Amazon Web Services is integrating Philips HealthSuite Imaging to help providers transition to cloud-based solutions, boosting speed of access to images and facilitating automated data orchestration for greater efficiency.
Philips HealthSuite Imaging will allow clinicians to access up-to-date features from any location, while reducing the need for the on-premises hardware and data centers conventionally used to host image management platforms.
The companies will use Amazon Bedrock, which was released this month, to leverage foundation models, which are trained on large unlabeled data sets and used for application development, to create cloud-based generative AI solutions for clinical decision support, making accurate diagnoses, and automating administrative tasks.
“Healthcare organizations are looking for ways to decrease operational costs, improve health data interoperability, and enable data-driven decision-making for clinicians to improve access to quality patient-centered care,” said Swami Sivasubramanian, vice president of database, analytics, and machine learning at AWS, in a statement.
Philips HealthSuite Imaging will be paired with Amazon HealthLake Imaging, a HIPAA-eligible service that provides chronological views of individual or patient population health data, to increase scale, facilitate fast access to first images, reuse images in machine learning and research, and reduce associated costs.
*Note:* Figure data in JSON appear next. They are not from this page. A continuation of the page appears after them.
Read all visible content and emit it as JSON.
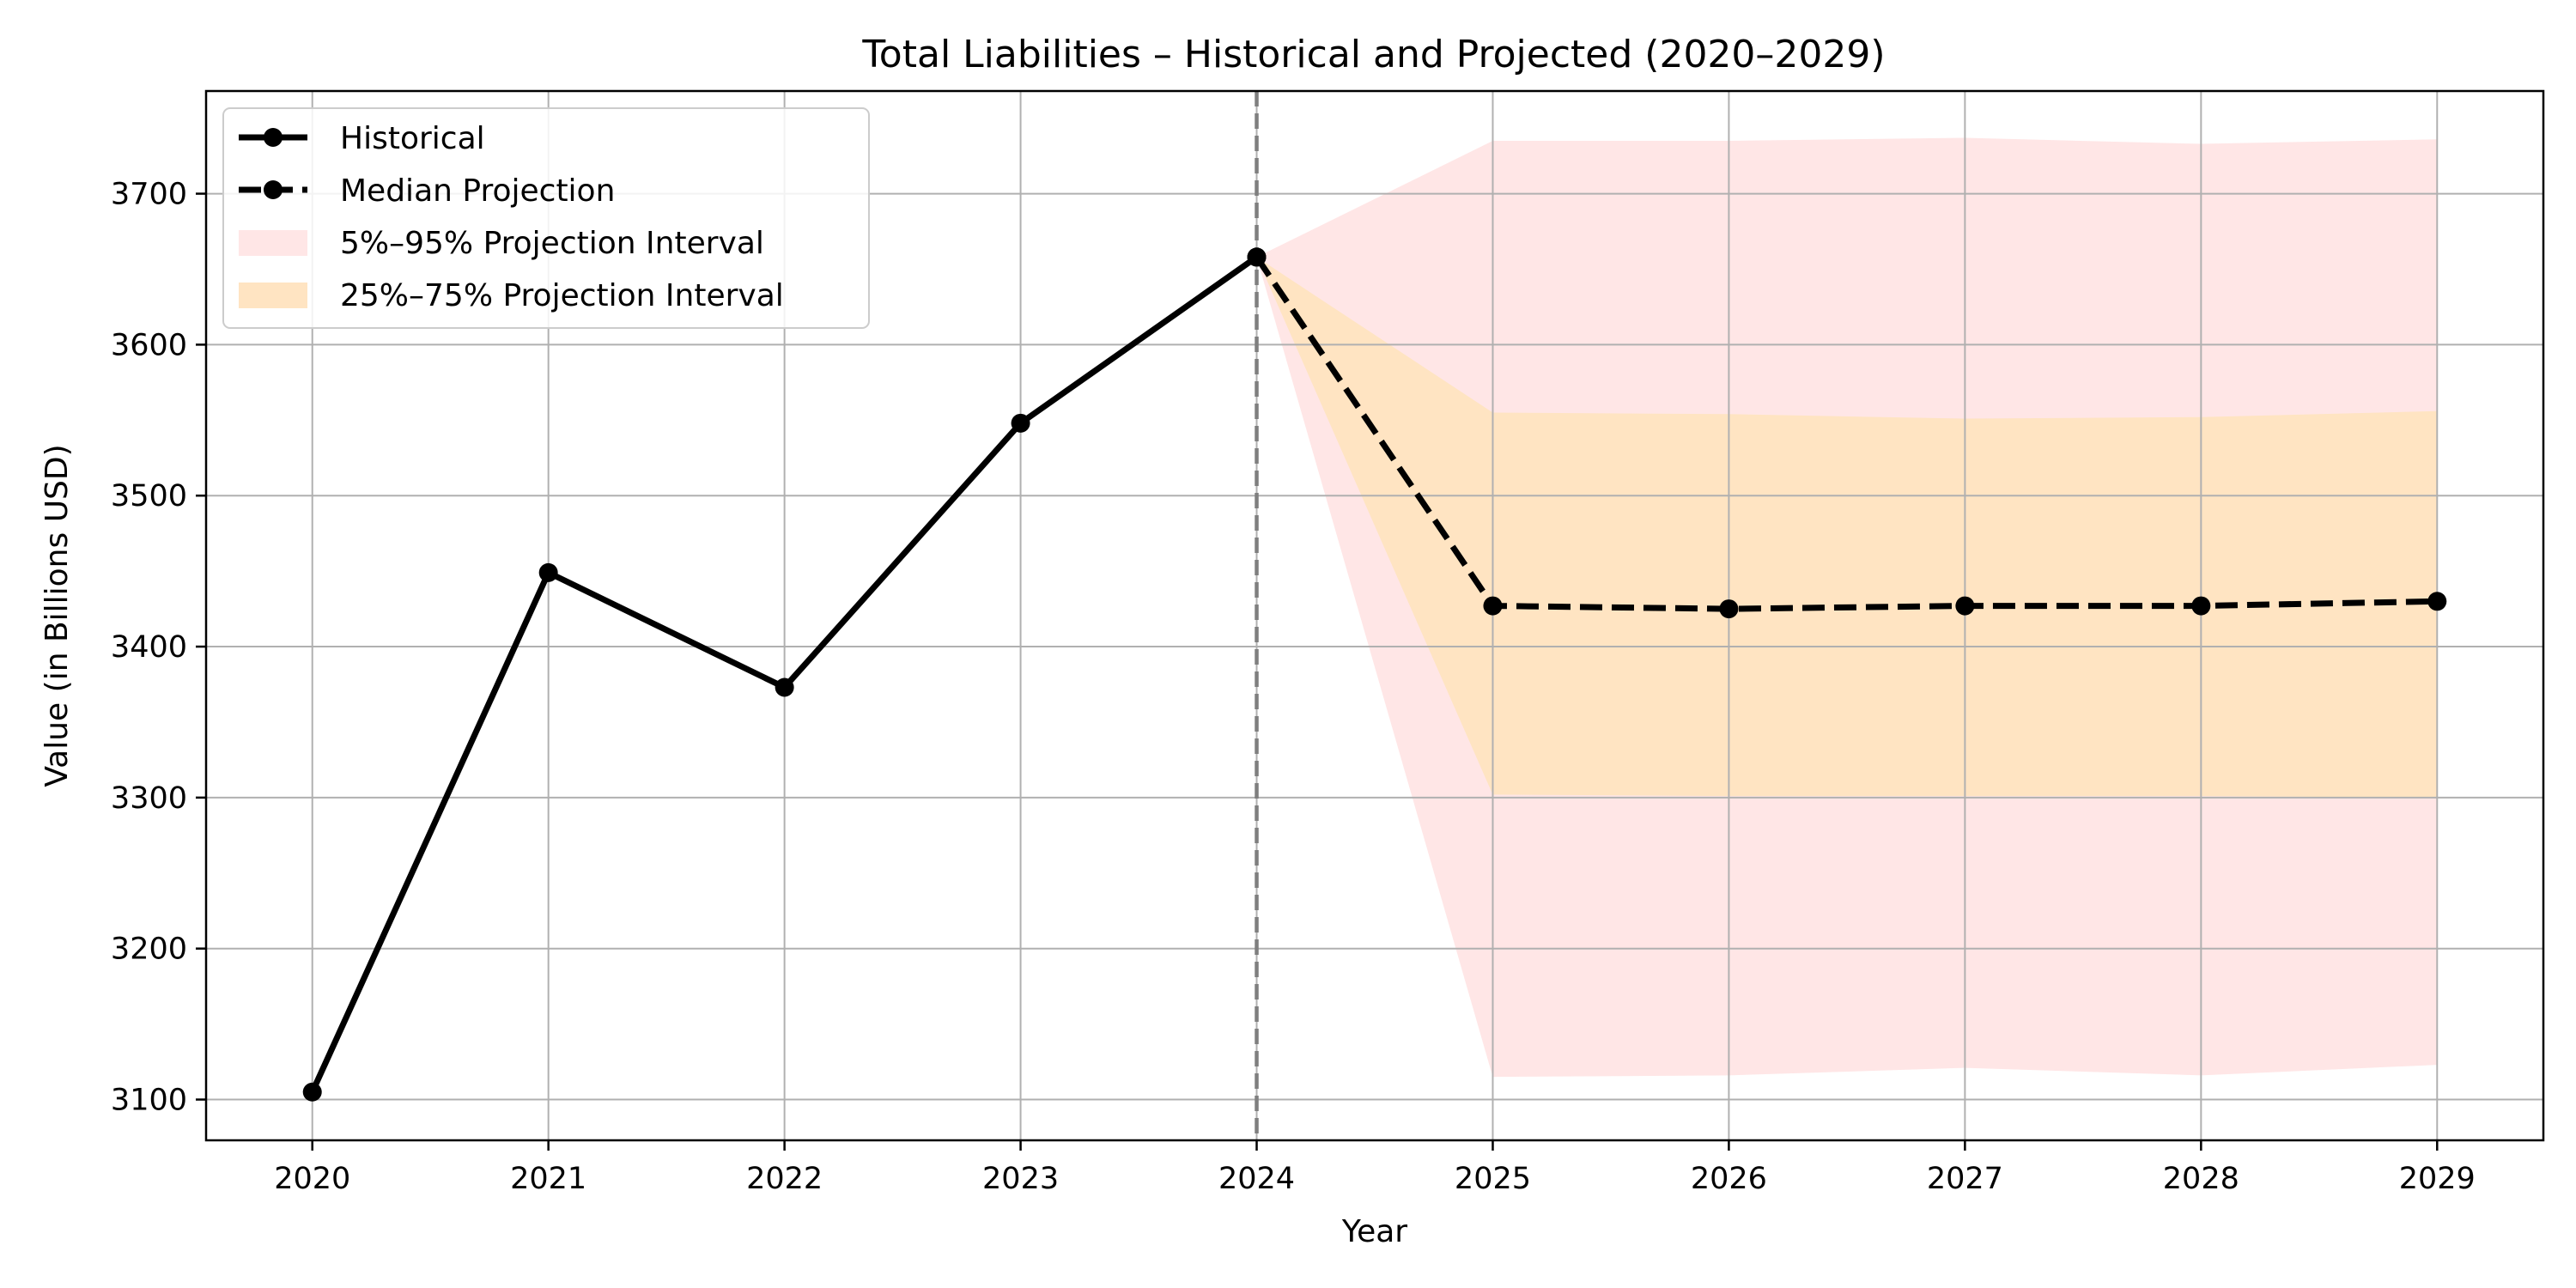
{
  "chart_data": {
    "type": "line",
    "title": "Total Liabilities – Historical and Projected (2020–2029)",
    "xlabel": "Year",
    "ylabel": "Value (in Billions USD)",
    "xlim": [
      2019.55,
      2029.45
    ],
    "ylim": [
      3073,
      3768
    ],
    "x_ticks": [
      2020,
      2021,
      2022,
      2023,
      2024,
      2025,
      2026,
      2027,
      2028,
      2029
    ],
    "y_ticks": [
      3100,
      3200,
      3300,
      3400,
      3500,
      3600,
      3700
    ],
    "grid": true,
    "legend_position": "top-left",
    "marker_line_x": 2024,
    "series": [
      {
        "name": "Historical",
        "style": "solid",
        "color": "#000000",
        "x": [
          2020,
          2021,
          2022,
          2023,
          2024
        ],
        "values": [
          3105,
          3449,
          3373,
          3548,
          3658
        ]
      },
      {
        "name": "Median Projection",
        "style": "dashed",
        "color": "#000000",
        "x": [
          2024,
          2025,
          2026,
          2027,
          2028,
          2029
        ],
        "values": [
          3658,
          3427,
          3425,
          3427,
          3427,
          3430
        ]
      }
    ],
    "bands": [
      {
        "name": "5%–95% Projection Interval",
        "color": "#ffe6e6",
        "x": [
          2024,
          2025,
          2026,
          2027,
          2028,
          2029
        ],
        "lower": [
          3658,
          3115,
          3116,
          3121,
          3116,
          3123
        ],
        "upper": [
          3658,
          3735,
          3735,
          3737,
          3733,
          3736
        ]
      },
      {
        "name": "25%–75% Projection Interval",
        "color": "#ffe4c2",
        "x": [
          2024,
          2025,
          2026,
          2027,
          2028,
          2029
        ],
        "lower": [
          3658,
          3302,
          3301,
          3301,
          3301,
          3300
        ],
        "upper": [
          3658,
          3555,
          3554,
          3551,
          3552,
          3556
        ]
      }
    ]
  }
}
Philips will use Amazon Bedrock to develop applications that will expand processing for PACS images, simplify clinical workflows and voice recognition, and develop machine learning-based applications quickly. With the technology, the company can avoid having to build foundational models from scratch or go through multiple steps to create specific models, reducing development costs.
Amazon Bedrock creates foundation models for text and images from AI21 Labs, Anthropic, Stability AI, and Amazon accessible via an API, providing different users equal access to this paradigm. Providers can customize foundation models using their own data and then integrate and deploy them in their own applications with AWS tools, allowing them to cater to their own specific patient populations.
“With healthcare systems under increasing pressure, the focus of clinicians has shifted from technical specifications toward more efficient workflows that lead to accurate diagnoses — and that’s what we are delivering here,” said Shez Partovi, chief innovation and strategy officer and business leader of enterprise informatics at Philips.